La riproduzione assistita e la mistica del feto
Le varie forme di maternità surrogata, i problemi delle coppie omosessuali, le diverse modalità di fecondazione assistita sono velocemente accennate con i loro vantaggi e con le loro difficoltà, sia fisiologiche che psicologiche. Il modo in cui si forma gradualmente un embrione umano fin dalla fecondazione, i suoi movimenti involontari, il suo prepararsi fisiologico alla vita fuori dall’utero sono descritti con ricchezza di dettagli nella seconda parte del libro di Piontelli: la mistica del feto è ben lontana e la scienza è ancora abbastanza incerta nelle interpretazioni di quello che oggi le differenti strumentazioni possono rilevare.

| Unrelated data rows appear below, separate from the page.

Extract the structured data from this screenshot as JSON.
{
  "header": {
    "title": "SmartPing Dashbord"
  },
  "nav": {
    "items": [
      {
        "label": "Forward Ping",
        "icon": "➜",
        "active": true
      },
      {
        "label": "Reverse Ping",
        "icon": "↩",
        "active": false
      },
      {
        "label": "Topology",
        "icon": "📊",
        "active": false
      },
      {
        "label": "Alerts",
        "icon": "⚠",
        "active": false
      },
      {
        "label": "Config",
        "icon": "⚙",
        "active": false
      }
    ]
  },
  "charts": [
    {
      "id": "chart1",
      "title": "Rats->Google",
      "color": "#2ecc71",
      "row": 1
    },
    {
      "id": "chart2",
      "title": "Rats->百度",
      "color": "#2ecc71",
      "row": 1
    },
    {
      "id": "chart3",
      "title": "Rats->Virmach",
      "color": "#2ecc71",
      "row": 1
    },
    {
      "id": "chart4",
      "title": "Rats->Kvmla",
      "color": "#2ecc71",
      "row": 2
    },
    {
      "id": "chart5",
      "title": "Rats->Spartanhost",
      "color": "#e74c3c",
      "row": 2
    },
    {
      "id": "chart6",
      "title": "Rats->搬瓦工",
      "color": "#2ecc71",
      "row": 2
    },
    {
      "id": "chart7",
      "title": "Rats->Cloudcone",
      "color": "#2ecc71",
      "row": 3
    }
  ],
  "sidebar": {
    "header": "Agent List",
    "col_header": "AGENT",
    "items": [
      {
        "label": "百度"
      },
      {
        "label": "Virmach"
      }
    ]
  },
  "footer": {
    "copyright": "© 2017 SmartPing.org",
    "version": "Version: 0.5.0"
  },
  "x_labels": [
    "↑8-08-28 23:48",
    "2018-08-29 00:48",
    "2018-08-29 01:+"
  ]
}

Le sensazioni fetali si possono osservare solo indirettamente, deducendole dai movimenti che reagiscono a qualche stimolazione precisa. Risulta con chiarezza che nei differenti stadi gli embrioni sono perfettamente adattati ai propri cambiamenti e a quelli dell’ambiente ristretto in cui vivono. Sono stati studiati cicli di attività e riposo, movimenti locali o generalizzati, movimenti della testa e delle mani, quelli che preludono alla suzione, alcuni sorrisi ed altre espressioni facciali che stimoleranno, dopo la nascita, la comunicazione con gli adulti. Inoltre, stupisce che tutti i feti abbiano il singhiozzo, e ancora non se ne conosce il preciso significato funzionale.
Altre culture
Nell’ultima parte del libro si descrivono i diversi modi con cui altre culture e altre popolazioni vivono la gravidanza. L’attenzione riservata allo sviluppo e alla cura del feto sembra caratterizzare la nostra società poiché altrove aborti spontanei o procurati, ed anche infanticidi precoci, vengono considerati come contraccezioni tardive e non provocano grandi traumi. La morte e la paura della morte sono invece ben presenti nelle donne che devono partorire, tanto che nei diversi culti, pratiche, droghe e rituali hanno il compito di esorcizzarla. L’autrice non intende entrare nel dibattito sull’aborto, né nella nostra né in altre società tuttavia – conclude – non si può paragonare una morula ad un neonato, ed “equiparare embrioni e feti a bambini, e curarsi di loro ignorando i bambini bisognosi è incomprensibile e può essere un atto irresponsabile e perverso”.